As thousands of followers of the conservative Islamic group Hizbut Tahrir, held demonstrations Sunday against the planned visit of the US President Barack Obama, human rights activists said they hoped he would foster greater respect for pluralism.
From continued violence against Ahmadiyah followers to the burning of churches across the country, scholars and activists admit there are many pitfalls in Indonesia’s embrace of religious and cultural difference.
“Discrimination and violence against minorities still exists. And such intolerance occurs both within and among religious groups,” said Hendardi, the executive director of the Setara Institute.
Hendardi said that although Obama’s visit could be used by some officials to justify the progress of the country’s condition in terms of democracy, human rights and pluralism, he and other activists would voice the real condition of the country to urge the US to help solve problems resulting from intolerance.
He said the election of a black American as the US president, which was previously unimaginable, could inspire Indonesians.
“Obama’s story itself is a living example of how we can fight intolerance and discrimination.
“We don’t believe the US should be silent about human rights violations in the country just because it has economic interests in Indonesia.”
The veteran activist said that Obama and his Democratic Party, which is known for its attention to issues such as human rights and democracy, could help solve problems such as the current plight of the Ahmadiyah.
The Ahmadiyah are deemed as heretics by mainstream Muslims for recognizing Mirza Ghulam Ahmad, the founder of the sect, as a prophet.
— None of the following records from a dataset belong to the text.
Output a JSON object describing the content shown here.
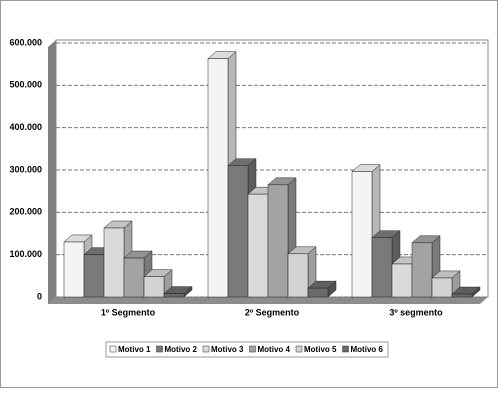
{
  "chart_data": {
    "type": "bar",
    "categories": [
      "1º Segmento",
      "2º Segmento",
      "3º segmento"
    ],
    "series": [
      {
        "name": "Motivo 1",
        "color": "#f4f4f4",
        "values": [
          130000,
          563000,
          296000
        ]
      },
      {
        "name": "Motivo 2",
        "color": "#7a7a7a",
        "values": [
          100000,
          310000,
          140000
        ]
      },
      {
        "name": "Motivo 3",
        "color": "#dadada",
        "values": [
          163000,
          243000,
          78000
        ]
      },
      {
        "name": "Motivo 4",
        "color": "#a3a3a3",
        "values": [
          92000,
          265000,
          128000
        ]
      },
      {
        "name": "Motivo 5",
        "color": "#d3d3d3",
        "values": [
          48000,
          102000,
          45000
        ]
      },
      {
        "name": "Motivo 6",
        "color": "#6a6a6a",
        "values": [
          8000,
          21000,
          7000
        ]
      }
    ],
    "ylim": [
      0,
      600000
    ],
    "yticks": [
      0,
      {
        "value": 100000,
        "label": "100.000"
      },
      {
        "value": 200000,
        "label": "200.000"
      },
      {
        "value": 300000,
        "label": "300.000"
      },
      {
        "value": 400000,
        "label": "400.000"
      },
      {
        "value": 500000,
        "label": "500.000"
      },
      {
        "value": 600000,
        "label": "600.000"
      }
    ],
    "grid": true
  }
}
Islamic teaching says that Muhammad is the final prophet.
For years, Ahmadis have suffered attacks from various hard-line Muslim groups, including the fire-bombing of their mosques and homes.
Recently, a number of human rights activists filed a judicial review of the 1965 Blasphemy Law with the Constitutional Court, arguing the law had been abused to justify attacks on minority groups.
Yunianti Chuzzifah, the chairwoman of the National Commission on Violence Against Women (Komnas Perempuan), said that her organization had received several reports from women who faced discrimination because they were followers of religious sects and traditional beliefs not officially recognized by the government.
“Female members of some faiths and beliefs that aren’t recognized by the state can’t obtain an ID card unless they list one of the official religions [on the ID], which is done against their will.”